Lozano Carver reported that “a decayed utility pole that broke, causing power wires to fall on dry grass in the Texas Panhandle, sparked the state’s largest wildfire in history, a Texas House committee confirmed Wednesday.”

“The committee also found that a lack of readily available air support, ineffective communication from faulty equipment and coordination among agencies inhibited on-the-ground efforts to contain the Smokehouse Creek fire and others that ravaged the Panhandle earlier this year,” Lozano Carver reported.

Disaster Assistance

Fannin reported that “Texans affected by the wildfires are encouraged to submit property damage utilizing the Individual State of Texas Assessment Tool, iSTAT, Damage Surveys. This will help state officials identify resource needs. The U.S. Small Business Administration has approved Gov. Greg Abbott’s request for disaster declarations in Texas communities affected by the Panhandle wildfires. Applicants may apply online, receive additional disaster assistance information, and download applications at”

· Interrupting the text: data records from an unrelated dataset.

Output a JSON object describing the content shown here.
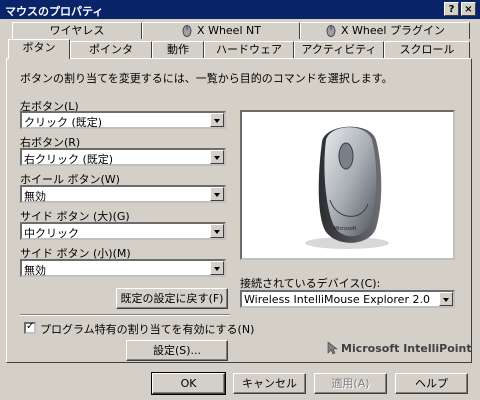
{
  "window": {
    "title": "マウスのプロパティ",
    "help_btn": "?",
    "close_btn": "×"
  },
  "tabs_row1": [
    {
      "label": "ワイヤレス"
    },
    {
      "label": "X Wheel NT"
    },
    {
      "label": "X Wheel プラグイン"
    }
  ],
  "tabs_row2": [
    {
      "label": "ボタン"
    },
    {
      "label": "ポインタ"
    },
    {
      "label": "動作"
    },
    {
      "label": "ハードウェア"
    },
    {
      "label": "アクティビティ"
    },
    {
      "label": "スクロール"
    }
  ],
  "instruction": "ボタンの割り当てを変更するには、一覧から目的のコマンドを選択します。",
  "buttons": {
    "left": {
      "label": "左ボタン(L)",
      "value": "クリック (既定)"
    },
    "right": {
      "label": "右ボタン(R)",
      "value": "右クリック (既定)"
    },
    "wheel": {
      "label": "ホイール ボタン(W)",
      "value": "無効"
    },
    "side_large": {
      "label": "サイド ボタン (大)(G)",
      "value": "中クリック"
    },
    "side_small": {
      "label": "サイド ボタン (小)(M)",
      "value": "無効"
    }
  },
  "restore_defaults": "既定の設定に戻す(F)",
  "device": {
    "label": "接続されているデバイス(C):",
    "value": "Wireless IntelliMouse Explorer 2.0"
  },
  "program_specific": {
    "label": "プログラム特有の割り当てを有効にする(N)",
    "checked": true
  },
  "settings_button": "設定(S)...",
  "brand": "Microsoft IntelliPoint",
  "footer": {
    "ok": "OK",
    "cancel": "キャンセル",
    "apply": "適用(A)",
    "help": "ヘルプ"
  }
}
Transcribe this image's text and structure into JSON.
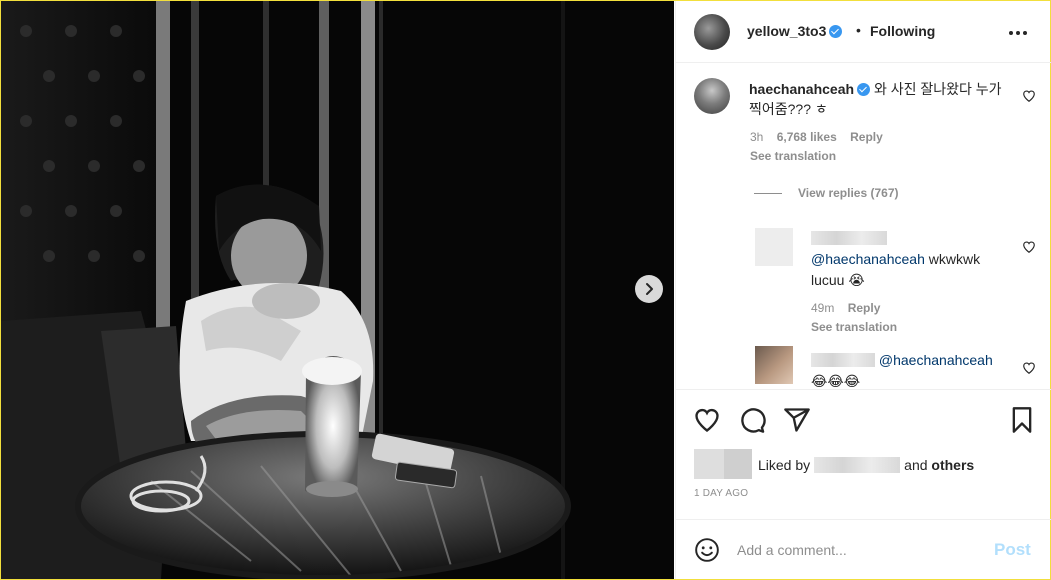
{
  "post": {
    "username": "yellow_3to3",
    "verified": true,
    "separator": "•",
    "follow_status": "Following",
    "more_icon": "more-options-icon"
  },
  "photo": {
    "next_icon": "chevron-right-icon"
  },
  "comments": [
    {
      "username": "haechanahceah",
      "verified": true,
      "text": "와 사진 잘나왔다 누가 찍어줌??? ㅎ",
      "time": "3h",
      "likes": "6,768 likes",
      "reply_label": "Reply",
      "see_translation": "See translation",
      "view_replies": "View replies (767)"
    }
  ],
  "replies": [
    {
      "mention": "@haechanahceah",
      "text": "wkwkwk lucuu",
      "emoji": "😭",
      "time": "49m",
      "reply_label": "Reply",
      "see_translation": "See translation"
    },
    {
      "mention": "@haechanahceah",
      "emoji": "😂😂😂"
    }
  ],
  "actions": {
    "like_icon": "heart-icon",
    "comment_icon": "comment-icon",
    "share_icon": "share-icon",
    "save_icon": "bookmark-icon"
  },
  "likes_summary": {
    "prefix": "Liked by",
    "middle": "and",
    "suffix": "others"
  },
  "timestamp": "1 DAY AGO",
  "add_comment": {
    "placeholder": "Add a comment...",
    "post_label": "Post",
    "emoji_icon": "smiley-icon"
  },
  "colors": {
    "link": "#00376b",
    "verified": "#3897f0",
    "muted": "#8e8e8e",
    "post_disabled": "#b2dffc"
  }
}
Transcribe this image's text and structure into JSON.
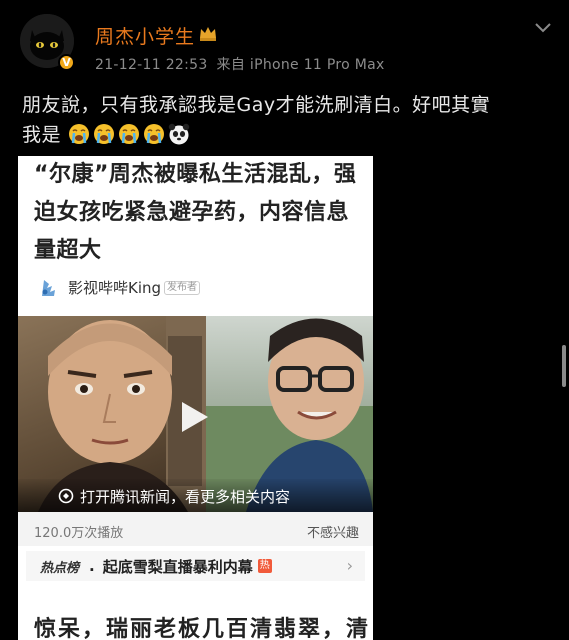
{
  "post": {
    "username": "周杰小学生",
    "date": "21-12-11 22:53",
    "source": "来自 iPhone 11 Pro Max",
    "text_line1": "朋友說，只有我承認我是Gay才能洗刷清白。好吧其實",
    "text_line2": "我是",
    "emojis": [
      "crying-face-emoji",
      "crying-face-emoji",
      "crying-face-emoji",
      "crying-face-emoji",
      "panda-emoji"
    ],
    "verified_badge": "V"
  },
  "card": {
    "headline": "“尔康”周杰被曝私生活混乱，强迫女孩吃紧急避孕药，内容信息量超大",
    "source_name": "影视哔哔King",
    "source_tag": "发布者",
    "video_banner": "打开腾讯新闻，看更多相关内容",
    "views": "120.0万次播放",
    "not_interested": "不感兴趣",
    "hot_label": "热点榜",
    "hot_title": "起底雪梨直播暴利内幕",
    "hot_badge": "热",
    "next_headline": "惊呆，瑞丽老板几百清翡翠，清"
  },
  "colors": {
    "username": "#ea7a1e",
    "badge": "#f1a91a",
    "hot_badge": "#f15a3a"
  }
}
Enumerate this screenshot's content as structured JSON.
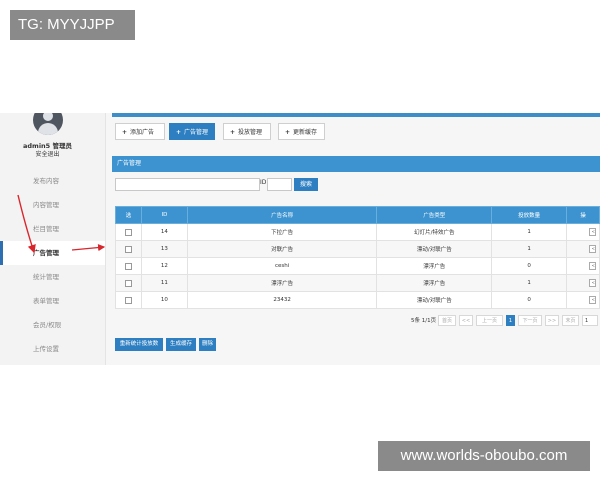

In addition, Lozano Carver reported in a different article Monday that “U.S. Senator Ted Cruz and U.S. Rep. Ronny Jackson, both Republicans, are pushing legislation offering additional financial aid to ranchers who lost an excessive amount of unborn livestock in a disaster. It could help those in the Texas Panhandle trying to recover from devastating wildfires that killed more than 15,000 head of cattle, including pregnant cows.”

“The proposed legislation would add an additional payment rate for unborn livestock to what is already in place with the Livestock Indemnity Program,” Lozano Carver reported. “The payment amount will be capped at 85% of the market value for the lowest weight class of the animal. The amount will also be determined based on the type of livestock and the average number of babies the animal typically gives birth to.”